Pratt’s sarcastic article, titled “New Organization Aims to Lead Nonprofit Sector into the Future from a DC P.O. Box,” took LaRose and NANOE to task for having a Washington Post Office box instead of a physical space in the nation’s capital. Pratt also criticized the email invitation from NANOE as “flattering messages” from a salesman more intent on making money than actually helping the nonprofit sector.
But the PO box is merely NANOE’s initial attempt to establish a presence in Washington for the new national organization, LaRose said, adding, “and I make no apology for it.” A new board member has donated office space and NANOE will occupy it shortly, he said. What’s more, he said, Pratt never called him for comment or input before publishing the piece, which LaRose considers unprofessional.
However, several other nonprofit officials have joined Pratt on the critical bandwagon. “It’s troubling to have an entity promoting best practices around making money,” said Tim Delaney, president of the National Council of Nonprofits. “It’s so contrary to established norms that it’s jolting.
LaRose said Delaney and other executives at state-wide associations have spoken critically to one another about NANOE, with at least one urging its members not to join his new organization.
“Intermediary nonprofits,” he said, “are colluding together to monopolize and squash enterprise growth, which is the exact opposite of what should be the spirit of the charitable sector.”
As for the argument that he’s all about making money, LaRose pointed to other associations serving nonprofit organizations that he said offer little in the way of services while paying their top executive 30 percent—or more in some cases—of the fees paid by their charity members. NANOE, he said, will offer members far more at a more reasonable price.
It’s not easy to determine what’s really going on here, even for this reporter and editor with years of experience covering the nonprofit world.
At least some of the vitriol among LaRose’s critics seems to be fear of the competition NANOE poses to their own financial interests.
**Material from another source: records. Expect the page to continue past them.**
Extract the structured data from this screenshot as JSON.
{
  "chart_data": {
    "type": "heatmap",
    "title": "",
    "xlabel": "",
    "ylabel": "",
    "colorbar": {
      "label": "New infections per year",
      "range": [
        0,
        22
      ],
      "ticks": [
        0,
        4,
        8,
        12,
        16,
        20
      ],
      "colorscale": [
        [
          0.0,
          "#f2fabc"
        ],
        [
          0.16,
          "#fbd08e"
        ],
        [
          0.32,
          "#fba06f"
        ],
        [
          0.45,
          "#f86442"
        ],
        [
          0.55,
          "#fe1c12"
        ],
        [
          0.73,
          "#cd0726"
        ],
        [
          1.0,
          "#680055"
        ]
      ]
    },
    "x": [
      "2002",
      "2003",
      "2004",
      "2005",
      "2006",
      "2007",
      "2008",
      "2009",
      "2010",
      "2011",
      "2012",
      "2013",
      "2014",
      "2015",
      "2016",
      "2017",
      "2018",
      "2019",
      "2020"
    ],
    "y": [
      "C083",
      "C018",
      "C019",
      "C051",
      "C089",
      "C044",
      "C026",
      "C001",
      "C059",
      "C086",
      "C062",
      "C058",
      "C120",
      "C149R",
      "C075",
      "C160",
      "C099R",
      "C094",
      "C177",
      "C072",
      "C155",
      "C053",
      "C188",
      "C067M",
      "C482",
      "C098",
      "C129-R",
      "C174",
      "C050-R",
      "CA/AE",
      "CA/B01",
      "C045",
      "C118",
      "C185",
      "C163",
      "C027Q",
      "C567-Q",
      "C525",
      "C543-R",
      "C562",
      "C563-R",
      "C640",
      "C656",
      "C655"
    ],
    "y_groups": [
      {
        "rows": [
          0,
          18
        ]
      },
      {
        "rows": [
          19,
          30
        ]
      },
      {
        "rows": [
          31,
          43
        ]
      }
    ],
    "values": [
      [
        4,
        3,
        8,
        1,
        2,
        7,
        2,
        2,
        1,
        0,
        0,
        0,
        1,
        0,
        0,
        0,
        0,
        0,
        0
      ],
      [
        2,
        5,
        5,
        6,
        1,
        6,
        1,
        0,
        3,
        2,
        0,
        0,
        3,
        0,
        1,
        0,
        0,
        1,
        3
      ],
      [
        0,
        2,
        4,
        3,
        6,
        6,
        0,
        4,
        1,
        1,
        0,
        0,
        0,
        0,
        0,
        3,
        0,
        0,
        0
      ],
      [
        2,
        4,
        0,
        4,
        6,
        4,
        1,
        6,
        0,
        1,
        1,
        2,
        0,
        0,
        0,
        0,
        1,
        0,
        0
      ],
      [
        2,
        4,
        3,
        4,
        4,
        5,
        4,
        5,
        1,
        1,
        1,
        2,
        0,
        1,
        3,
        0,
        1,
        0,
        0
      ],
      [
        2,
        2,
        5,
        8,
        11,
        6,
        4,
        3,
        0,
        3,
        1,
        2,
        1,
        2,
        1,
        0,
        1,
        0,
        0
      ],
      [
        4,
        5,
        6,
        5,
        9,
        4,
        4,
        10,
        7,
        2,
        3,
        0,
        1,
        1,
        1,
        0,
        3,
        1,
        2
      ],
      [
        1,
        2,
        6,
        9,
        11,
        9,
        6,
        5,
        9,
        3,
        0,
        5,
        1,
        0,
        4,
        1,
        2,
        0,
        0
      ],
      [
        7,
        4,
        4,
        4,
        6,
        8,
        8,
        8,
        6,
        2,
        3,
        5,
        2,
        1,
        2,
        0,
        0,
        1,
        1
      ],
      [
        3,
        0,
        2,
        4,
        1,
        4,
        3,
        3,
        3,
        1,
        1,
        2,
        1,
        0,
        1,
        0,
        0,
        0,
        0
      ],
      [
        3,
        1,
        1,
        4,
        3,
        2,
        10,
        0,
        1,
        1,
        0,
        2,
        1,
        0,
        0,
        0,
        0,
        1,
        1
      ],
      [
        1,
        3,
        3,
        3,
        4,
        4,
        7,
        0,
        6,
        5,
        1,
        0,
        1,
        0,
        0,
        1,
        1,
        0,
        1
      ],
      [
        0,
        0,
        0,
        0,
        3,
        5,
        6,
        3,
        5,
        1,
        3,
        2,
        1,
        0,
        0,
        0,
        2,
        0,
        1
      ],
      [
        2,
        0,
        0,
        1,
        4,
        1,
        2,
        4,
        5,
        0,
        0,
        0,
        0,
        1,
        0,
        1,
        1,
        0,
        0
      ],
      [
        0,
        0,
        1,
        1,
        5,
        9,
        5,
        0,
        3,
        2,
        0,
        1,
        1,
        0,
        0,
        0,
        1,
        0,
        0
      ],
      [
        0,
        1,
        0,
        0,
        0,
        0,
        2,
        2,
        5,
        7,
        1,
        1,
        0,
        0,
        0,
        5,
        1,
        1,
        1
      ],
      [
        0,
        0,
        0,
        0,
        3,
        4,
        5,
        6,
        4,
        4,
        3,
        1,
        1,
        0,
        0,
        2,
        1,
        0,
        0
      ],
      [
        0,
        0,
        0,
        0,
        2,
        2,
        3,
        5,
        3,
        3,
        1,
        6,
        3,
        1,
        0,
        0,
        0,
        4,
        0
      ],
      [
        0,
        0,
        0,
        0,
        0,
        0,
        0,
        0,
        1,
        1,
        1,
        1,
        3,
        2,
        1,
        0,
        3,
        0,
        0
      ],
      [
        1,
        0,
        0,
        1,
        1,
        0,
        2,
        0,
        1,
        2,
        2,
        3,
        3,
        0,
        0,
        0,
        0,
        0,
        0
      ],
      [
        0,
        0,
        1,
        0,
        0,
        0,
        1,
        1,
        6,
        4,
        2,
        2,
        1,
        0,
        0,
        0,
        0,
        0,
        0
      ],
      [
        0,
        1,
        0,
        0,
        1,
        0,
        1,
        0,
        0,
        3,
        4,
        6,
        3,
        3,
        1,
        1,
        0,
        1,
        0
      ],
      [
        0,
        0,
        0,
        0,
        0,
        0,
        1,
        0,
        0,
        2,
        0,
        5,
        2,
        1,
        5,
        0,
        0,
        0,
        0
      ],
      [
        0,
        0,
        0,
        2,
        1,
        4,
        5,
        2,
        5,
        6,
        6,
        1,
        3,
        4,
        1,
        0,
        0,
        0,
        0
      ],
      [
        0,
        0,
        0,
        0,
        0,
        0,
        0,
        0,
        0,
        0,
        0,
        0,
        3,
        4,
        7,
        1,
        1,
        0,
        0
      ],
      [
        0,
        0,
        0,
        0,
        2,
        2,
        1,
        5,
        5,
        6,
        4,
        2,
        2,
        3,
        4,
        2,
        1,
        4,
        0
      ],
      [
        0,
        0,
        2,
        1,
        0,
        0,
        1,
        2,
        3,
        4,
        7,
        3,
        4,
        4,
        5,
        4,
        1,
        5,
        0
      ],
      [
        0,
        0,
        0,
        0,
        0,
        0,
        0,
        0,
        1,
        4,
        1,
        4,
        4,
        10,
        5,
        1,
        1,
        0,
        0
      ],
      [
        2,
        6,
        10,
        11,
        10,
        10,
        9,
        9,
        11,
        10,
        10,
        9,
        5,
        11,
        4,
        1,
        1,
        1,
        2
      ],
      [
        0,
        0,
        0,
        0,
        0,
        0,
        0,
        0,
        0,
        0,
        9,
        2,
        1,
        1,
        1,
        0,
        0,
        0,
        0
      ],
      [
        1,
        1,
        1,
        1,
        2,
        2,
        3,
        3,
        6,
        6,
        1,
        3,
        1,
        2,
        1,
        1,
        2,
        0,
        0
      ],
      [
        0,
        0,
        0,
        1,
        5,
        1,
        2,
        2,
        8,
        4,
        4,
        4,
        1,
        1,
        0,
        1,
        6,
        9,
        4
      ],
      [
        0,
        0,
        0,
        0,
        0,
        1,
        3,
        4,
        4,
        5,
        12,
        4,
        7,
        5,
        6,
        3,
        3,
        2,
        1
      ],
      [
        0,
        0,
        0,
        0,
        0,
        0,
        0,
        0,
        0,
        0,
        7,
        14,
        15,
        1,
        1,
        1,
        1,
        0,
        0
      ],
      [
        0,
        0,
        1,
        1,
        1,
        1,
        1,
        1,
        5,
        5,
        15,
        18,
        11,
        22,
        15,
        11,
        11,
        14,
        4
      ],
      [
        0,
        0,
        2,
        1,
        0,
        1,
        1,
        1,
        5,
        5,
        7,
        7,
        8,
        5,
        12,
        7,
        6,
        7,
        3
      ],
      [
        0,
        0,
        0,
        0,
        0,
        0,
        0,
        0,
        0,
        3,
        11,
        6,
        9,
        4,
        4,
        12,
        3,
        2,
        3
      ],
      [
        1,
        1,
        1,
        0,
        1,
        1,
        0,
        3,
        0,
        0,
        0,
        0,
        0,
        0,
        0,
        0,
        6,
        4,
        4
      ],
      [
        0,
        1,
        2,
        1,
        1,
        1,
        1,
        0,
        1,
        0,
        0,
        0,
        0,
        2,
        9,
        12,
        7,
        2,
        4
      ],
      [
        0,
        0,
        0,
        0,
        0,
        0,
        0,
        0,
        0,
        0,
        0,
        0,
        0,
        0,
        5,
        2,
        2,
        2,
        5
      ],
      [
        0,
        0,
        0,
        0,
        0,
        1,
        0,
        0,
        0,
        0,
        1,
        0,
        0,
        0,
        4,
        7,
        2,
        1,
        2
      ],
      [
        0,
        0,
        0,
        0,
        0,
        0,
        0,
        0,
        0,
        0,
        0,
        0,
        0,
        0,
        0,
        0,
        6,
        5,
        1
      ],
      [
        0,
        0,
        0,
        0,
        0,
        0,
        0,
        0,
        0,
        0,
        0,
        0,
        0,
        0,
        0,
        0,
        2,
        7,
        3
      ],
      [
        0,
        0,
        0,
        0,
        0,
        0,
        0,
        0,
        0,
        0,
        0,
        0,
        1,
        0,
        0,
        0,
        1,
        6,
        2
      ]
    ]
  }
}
That’s what some of his staunchest supporters have argued.
Indeed, with the number of associations serving nonprofits rising over the years, along with other trends such as online materials that make conferences less necessary, some associations like the Council on Foundations and the Association of Fundraising Professionals have struggled.
Other associations for nonprofits “earn a lot of revenue from certifying consultants and issuing their own set of standards and best practices,” said Kathleen Robinson, a retired Clemson University professor with nonprofit expertise who sits on the NANOE board.
“We don’t need more nonprofits,” Robinson said. “We need nonprofits that can go to scale to tackle huge issues. Why aren’t we growing and what needs to change? That’s what NANOE is all about.”
Robinson, it must be said, is one of five NANOE board members who are paid what LaRose calls “honorariums.” The board members each earn $300 for every hour of teleconference time they spend on NANOE business and $1,000 per day at in-person board meetings.
“We are proud of that,” LaRose declared. “We honor our board members, they are worth it. We firmly believe that if more nonprofits paid their board members, their productivity and effectiveness would dramatically increase.”
Paying board members, critics have argued, is not the only way LaRose and his colleagues are going against time-honored principles and confusing the charitable world in unwelcome ways.
For example, LaRose has said that chief executives should assume the chairmanship of their board—because that’s the role they’re already playing.
That rubs Daniel Billingsley, a vice president of the Oklahoma Center for Nonprofits, the wrong way. “While we understand there is room within the sector for discourse and even debate,” he said in a statement, “we would be unwilling to endorse their ideas of regularly compensating board members or taking away organizational control from boards of directors to leave it either partially or solely to paid executive directors.”
The South Carolina Association of Nonprofit Organizations recently held a webinar, which disagreed with NANOE’s guideline redefining the relationship between nonprofit boards and their CEOs.
“I have major problems with the way NANOE proposes to do governance for tomorrow’s nonprofits,” said Reid Lehman, an association board member who gave the polite but critical presentation.
Meanwhile, Madeleine McGee, president of the South Carolina association, has other problems with LaRose and his colleagues, including what she called numerous spam emails the new organization is sending out.
NANOE, she said, is “a for-profit marketing machine hiding behind a nonprofit mission.”